Michael Jackson's defense team lead attorney Thomas Mesereau, Jr., arrives August 20, 2004, at the courthouse in Santa Maria, California, for a pre-trial hearing in the case against the pop star. The mother of the boy who accused Jackson of child molestation was ordered by a judge to testify in a pretrial hearing in the case after the pop star's lawyers called her a liar. Photo by Pool via Reuters
SANTA MARIA, Calif. (Reuters) - The mother of the boy who accused Michael Jackson of child molestation was ordered by a judge on Friday to testify in a pretrial hearing in the case after the pop star's lawyers called her a liar.
The woman, who is known in court as "Jane Doe" to protect the identity of her son, will testify in September as Jackson's lawyers battle to have evidence suppressed in the high profile case, Superior Court Judge Rodney Melville said.
Melville had planned on allowing the woman, who is recovering from surgery, to submit a written statement to the court instead of testifying. But Jackson's lead attorney, Tom Mesereau, said he wanted to cross-examine her.
"We firmly believe that this woman lies under oath," Mesereau said. "We would like to examine her (in court)."

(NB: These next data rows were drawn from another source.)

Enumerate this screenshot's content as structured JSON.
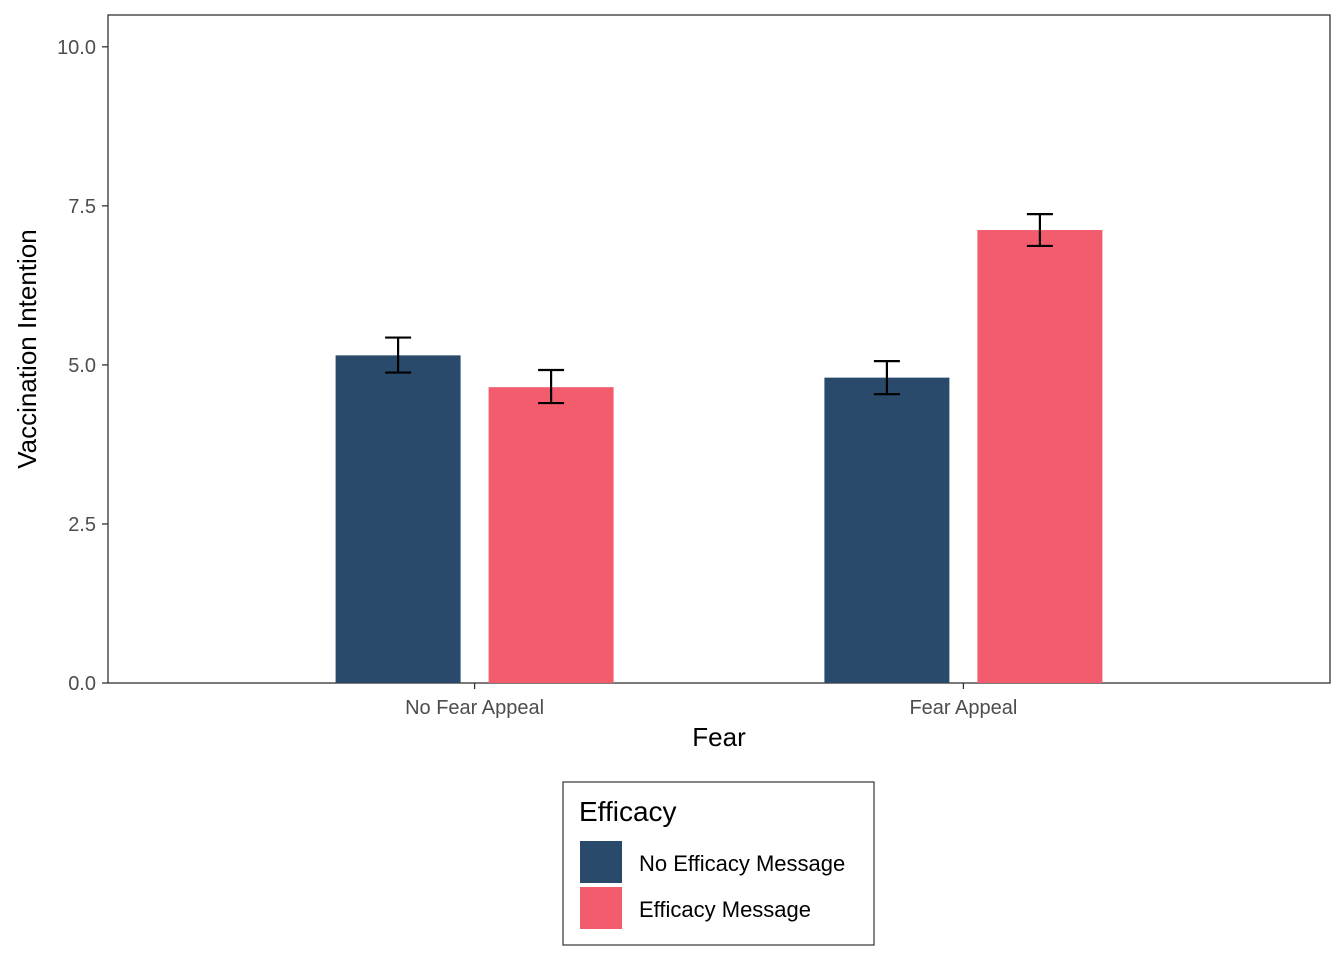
{
  "chart_data": {
    "type": "bar",
    "xlabel": "Fear",
    "ylabel": "Vaccination Intention",
    "ylim": [
      0,
      10.5
    ],
    "yticks": [
      "0.0",
      "2.5",
      "5.0",
      "7.5",
      "10.0"
    ],
    "ytick_values": [
      0,
      2.5,
      5,
      7.5,
      10
    ],
    "categories": [
      "No Fear Appeal",
      "Fear Appeal"
    ],
    "series": [
      {
        "name": "No Efficacy Message",
        "color": "#2a4a6b",
        "values": [
          5.15,
          4.8
        ],
        "error_low": [
          4.88,
          4.54
        ],
        "error_high": [
          5.43,
          5.06
        ]
      },
      {
        "name": "Efficacy Message",
        "color": "#f25c6d",
        "values": [
          4.65,
          7.12
        ],
        "error_low": [
          4.4,
          6.87
        ],
        "error_high": [
          4.92,
          7.37
        ]
      }
    ],
    "grid": false,
    "legend": {
      "title": "Efficacy",
      "position": "bottom"
    }
  }
}
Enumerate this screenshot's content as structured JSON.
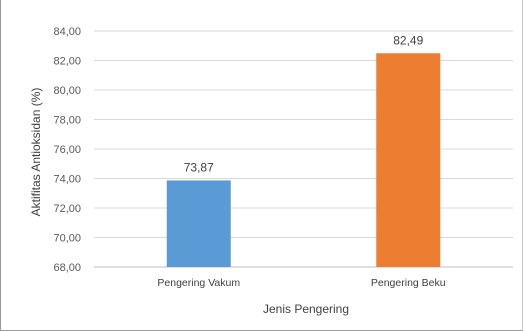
{
  "chart_data": {
    "type": "bar",
    "categories": [
      "Pengering Vakum",
      "Pengering Beku"
    ],
    "values": [
      73.87,
      82.49
    ],
    "data_labels": [
      "73,87",
      "82,49"
    ],
    "bar_colors": [
      "#5b9bd5",
      "#ed7d31"
    ],
    "xlabel": "Jenis Pengering",
    "ylabel": "Aktifitas Antioksidan (%)",
    "ylim": [
      68,
      84
    ],
    "yticks": [
      84,
      82,
      80,
      78,
      76,
      74,
      72,
      70,
      68
    ],
    "ytick_labels": [
      "84,00",
      "82,00",
      "80,00",
      "78,00",
      "76,00",
      "74,00",
      "72,00",
      "70,00",
      "68,00"
    ],
    "grid": true,
    "gridline_color": "#d9d9d9",
    "legend": "none"
  }
}
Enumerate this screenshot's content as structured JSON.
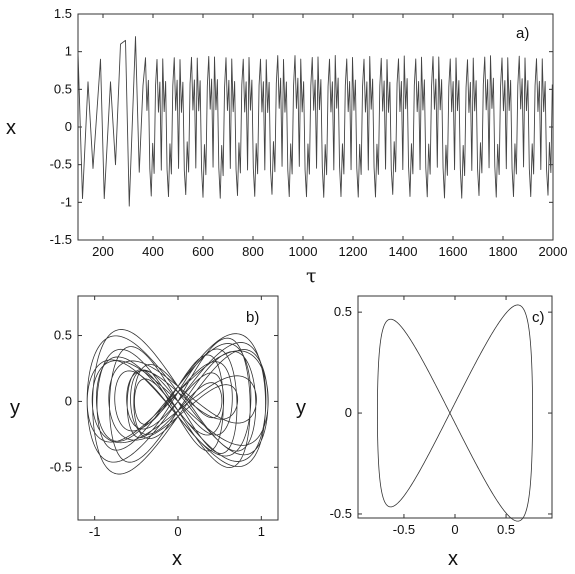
{
  "chart_data": [
    {
      "type": "line",
      "panel_label": "a)",
      "xlabel": "τ",
      "ylabel": "x",
      "xlim": [
        100,
        2000
      ],
      "ylim": [
        -1.5,
        1.5
      ],
      "x_ticks": [
        200,
        400,
        600,
        800,
        1000,
        1200,
        1400,
        1600,
        1800,
        2000
      ],
      "y_ticks": [
        -1.5,
        -1,
        -0.5,
        0,
        0.5,
        1,
        1.5
      ],
      "series_color": "#444444",
      "transient_end": 370,
      "oscillation": {
        "period": 23,
        "upper_peak": 0.92,
        "upper_valley": 0.22,
        "lower_valley": -0.92,
        "lower_peak": -0.22
      },
      "transient_peaks": [
        {
          "x": 100,
          "y": 1.0
        },
        {
          "x": 118,
          "y": -0.95
        },
        {
          "x": 140,
          "y": 0.6
        },
        {
          "x": 160,
          "y": -0.55
        },
        {
          "x": 190,
          "y": 0.9
        },
        {
          "x": 205,
          "y": -0.95
        },
        {
          "x": 230,
          "y": 0.6
        },
        {
          "x": 250,
          "y": -0.5
        },
        {
          "x": 270,
          "y": 1.1
        },
        {
          "x": 290,
          "y": 1.15
        },
        {
          "x": 305,
          "y": -1.05
        },
        {
          "x": 330,
          "y": 1.2
        },
        {
          "x": 345,
          "y": -0.6
        },
        {
          "x": 360,
          "y": 0.55
        }
      ]
    },
    {
      "type": "line",
      "panel_label": "b)",
      "xlabel": "x",
      "ylabel": "y",
      "xlim": [
        -1.2,
        1.2
      ],
      "ylim": [
        -0.9,
        0.8
      ],
      "x_ticks": [
        -1,
        0,
        1
      ],
      "y_ticks": [
        -0.5,
        0,
        0.5
      ],
      "series_color": "#333333",
      "description_values": {
        "turns": 14,
        "x_amplitude_range": [
          0.55,
          1.15
        ],
        "y_amplitude_range": [
          0.35,
          0.85
        ],
        "focus_points": [
          [
            -0.4,
            0
          ],
          [
            0.4,
            0
          ]
        ]
      }
    },
    {
      "type": "line",
      "panel_label": "c)",
      "xlabel": "x",
      "ylabel": "y",
      "xlim": [
        -0.95,
        0.95
      ],
      "ylim": [
        -0.52,
        0.58
      ],
      "x_ticks": [
        -0.5,
        0,
        0.5
      ],
      "y_ticks": [
        -0.5,
        0,
        0.5
      ],
      "series_color": "#333333",
      "description_values": {
        "x_amplitude": 0.85,
        "y_amplitude": 0.5,
        "loop_centers": [
          [
            -0.35,
            0
          ],
          [
            0.35,
            0
          ]
        ]
      }
    }
  ]
}
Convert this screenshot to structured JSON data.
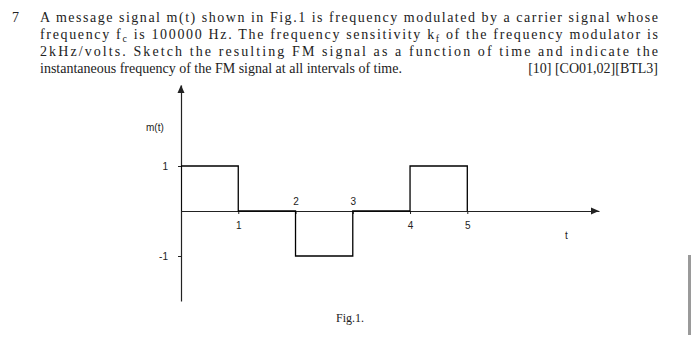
{
  "question": {
    "number": 7,
    "lines": [
      {
        "parts": [
          {
            "text": "A message signal m(t) shown in Fig.1 is frequency modulated by a carrier signal whose"
          }
        ]
      },
      {
        "parts": [
          {
            "text": "frequency f"
          },
          {
            "text": "c",
            "subscript": true
          },
          {
            "text": " is 100000 Hz. The frequency sensitivity k"
          },
          {
            "text": "f",
            "subscript": true
          },
          {
            "text": " of the frequency modulator is"
          }
        ]
      },
      {
        "parts": [
          {
            "text": "2kHz/volts. Sketch the resulting FM signal as a function of time and indicate the"
          }
        ]
      },
      {
        "parts": [
          {
            "text": "instantaneous frequency of the FM signal at all intervals of time."
          }
        ]
      }
    ],
    "marks": "[10] [CO01,02][BTL3]"
  },
  "chart_data": {
    "type": "line",
    "title": "Fig.1.",
    "x_label": "t",
    "y_label": "m(t)",
    "x": [
      0,
      0,
      1,
      1,
      2,
      2,
      3,
      3,
      4,
      4,
      5,
      5
    ],
    "values": [
      0,
      1,
      1,
      0,
      0,
      -1,
      -1,
      0,
      0,
      1,
      1,
      0
    ],
    "xlim": [
      0,
      7.3
    ],
    "ylim": [
      -2,
      2.8
    ],
    "xticks": [
      1,
      2,
      3,
      4,
      5
    ],
    "yticks": [
      -1,
      1
    ],
    "color": "#000000",
    "line_style": "solid"
  }
}
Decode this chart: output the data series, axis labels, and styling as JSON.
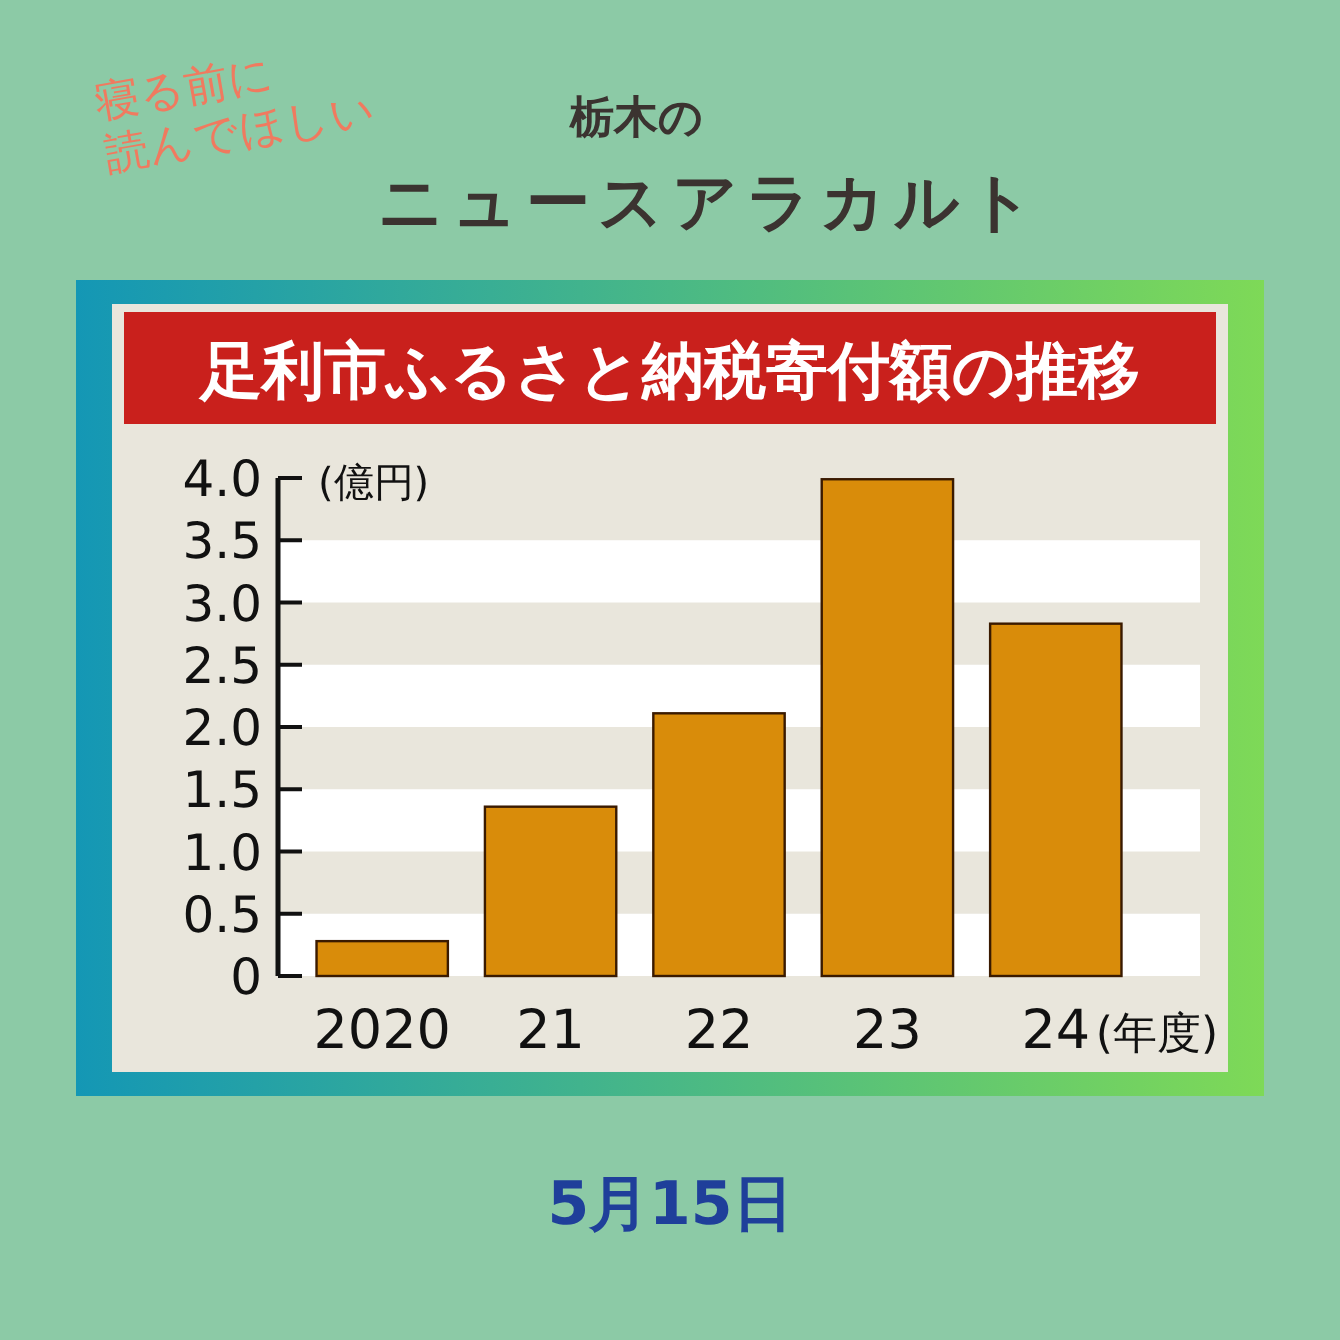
{
  "chart_data": {
    "type": "bar",
    "title": "足利市ふるさと納税寄付額の推移",
    "subtitle": "ニュースアラカルト",
    "annotations": [
      "寝る前に\n読んでほしい",
      "栃木の",
      "5月15日"
    ],
    "ylabel": "(億円)",
    "xlabel": "(年度)",
    "categories": [
      "2020",
      "21",
      "22",
      "23",
      "24"
    ],
    "values": [
      0.28,
      1.36,
      2.11,
      3.99,
      2.83
    ],
    "color": "#d98c0a",
    "ylim": [
      0,
      4
    ],
    "yticks": [
      0,
      0.5,
      {
        "value": 1,
        "label": "1.0"
      },
      1.5,
      {
        "value": 2,
        "label": "2.0"
      },
      2.5,
      {
        "value": 3,
        "label": "3.0"
      },
      3.5,
      {
        "value": 4,
        "label": "4.0"
      }
    ]
  }
}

Earlier, a Santa Barbara County Sheriff's deputy who was present in a November raid on Jackson's Neverland Valley Ranch testified that while searching an open safe near the 45-year-old singer's bedroom he found a tape recording of what he believed was a child talking on a telephone.
Sgt. Ross Ruth said that when he played the tape: "I heard a voice ... definitely a juvenile, saying 'Somebody is coming, I have to go now."'
Ruth said he believed the recording was made in Jackson's bedroom because he could hear in the background the sound of an alarm that rings when someone enters the room. Ruth was unable to identify the child on the tape and its significance to the case was not immediately clear.
Jackson's lawyers have spent much of the week trying to convince Melville that he should throw out evidence seized against their famous client, either at Neverland or at the offices of a private detective.
The entertainer was present for Monday's court session, dressed from head to toe in symbolic white, but has skipped the remainder of the week. The hearing was scheduled to resume on Monday.
Jackson is scheduled to stand trial in January on charges of child molestation and conspiracy. He has pleaded not guilty.